5. The composition as claimed in claim 1, wherein essential oils may be selected from bay oil, cornmint oil, peppermint oil, spearmint oil, tea tree oil, thyme oil, castor cerester oil, ajwain oil, oil of wintergreen, clove oil, anise oil, eucalyptus, cedar leaf oil, oil of nutmeg, oil of sage, oil of bitter almonds, cassia oil or the combination thereof.
6. The composition as claimed in claim 1, wherein at least one excipient is selected from the group of antioxidants and flavouring agents.

7. The solvent free process for preparation of oil dispersion composition comprised of
a. mixing the oil vehicle with at least one pharmaceutically or nutraceutically
acceptable excipient under constant stirring.
b. adding weighed quantity of micronized lipophilic nutrient/s to the mixture of step a
and subjecting to stirring in suitable mill for 2 to 5 hours.
c. filling the oil dispersion composition in suitable packaging material.
8. The process as claimed in claim 7, wherein 2-50% by weight of lipophilic nutrient/s is added to the mixture of 0-20% of essential oil and 28-96% by weight of the vegetable oil and at least one pharmaceutically or nutraceutically acceptable excipient such as antioxidant and flavouring agent.
9. The process as claimed in claim 8, wherein the antioxidant is selected from the group of α-Tocopherol, β-Tocopherol, γ-Tocopherol, mix Tocopherol, synthetic d,l α-Tocopherol, citric acid, Rosemary extract, ascorbyl palmitate, sodium ascorbate or the combinations thereof.
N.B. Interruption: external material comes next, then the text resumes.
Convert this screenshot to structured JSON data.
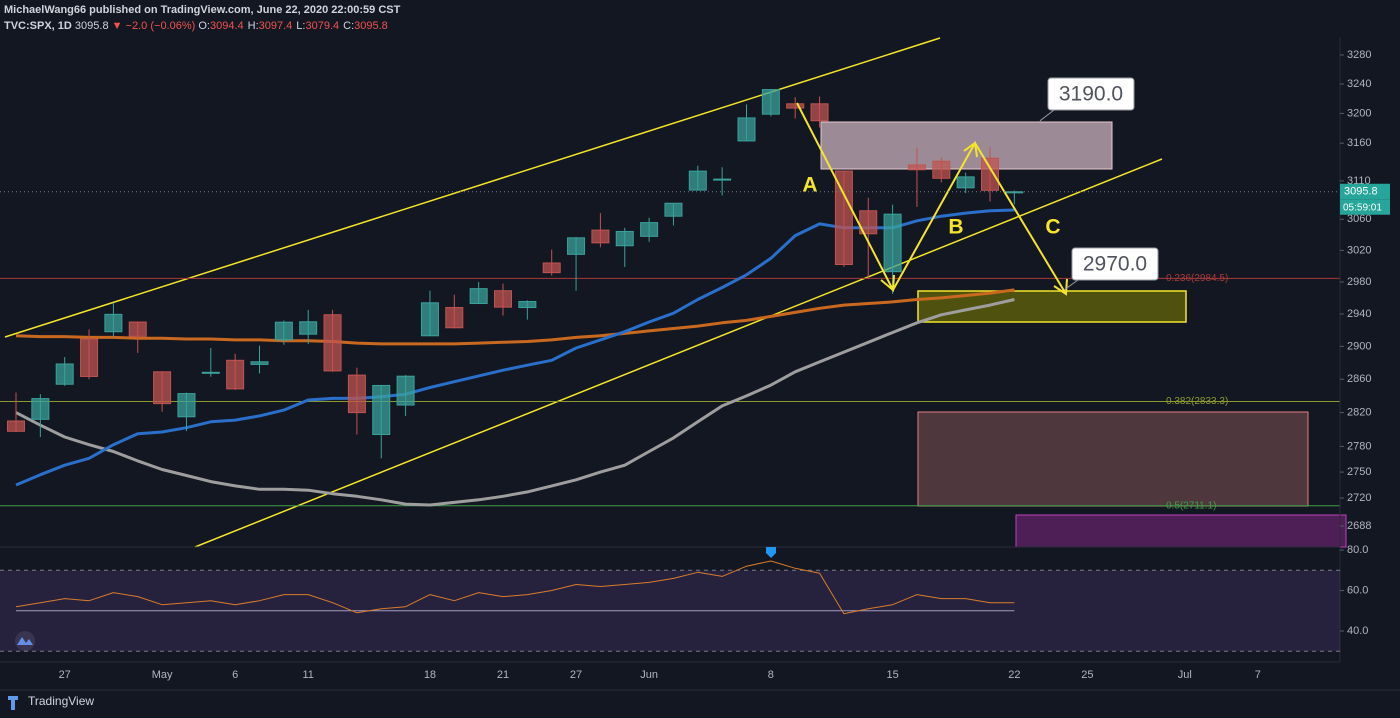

10. The process as claimed in claim 8, wherein the flavouring agent is selected from the group of anise oil, cinnamon oil, vanilla, vanillin, cocoa, chocolate, menthol, grape, peppermint oil, citrus oils such as lemon, d-limonene, orange, lime and grapefruit oils; and fruit essences, including berry, apple, pear, peach, date, blueberry, kiwi, strawberry, raspberry, wildberry, cherry, plum, pineapple, apricot or the combinations thereof.
11. The composition as claimed in claim 1, which is prepared for oral administration meant for eye health benefits is more than 2 times bioavailable as compared to the comparator marketed product.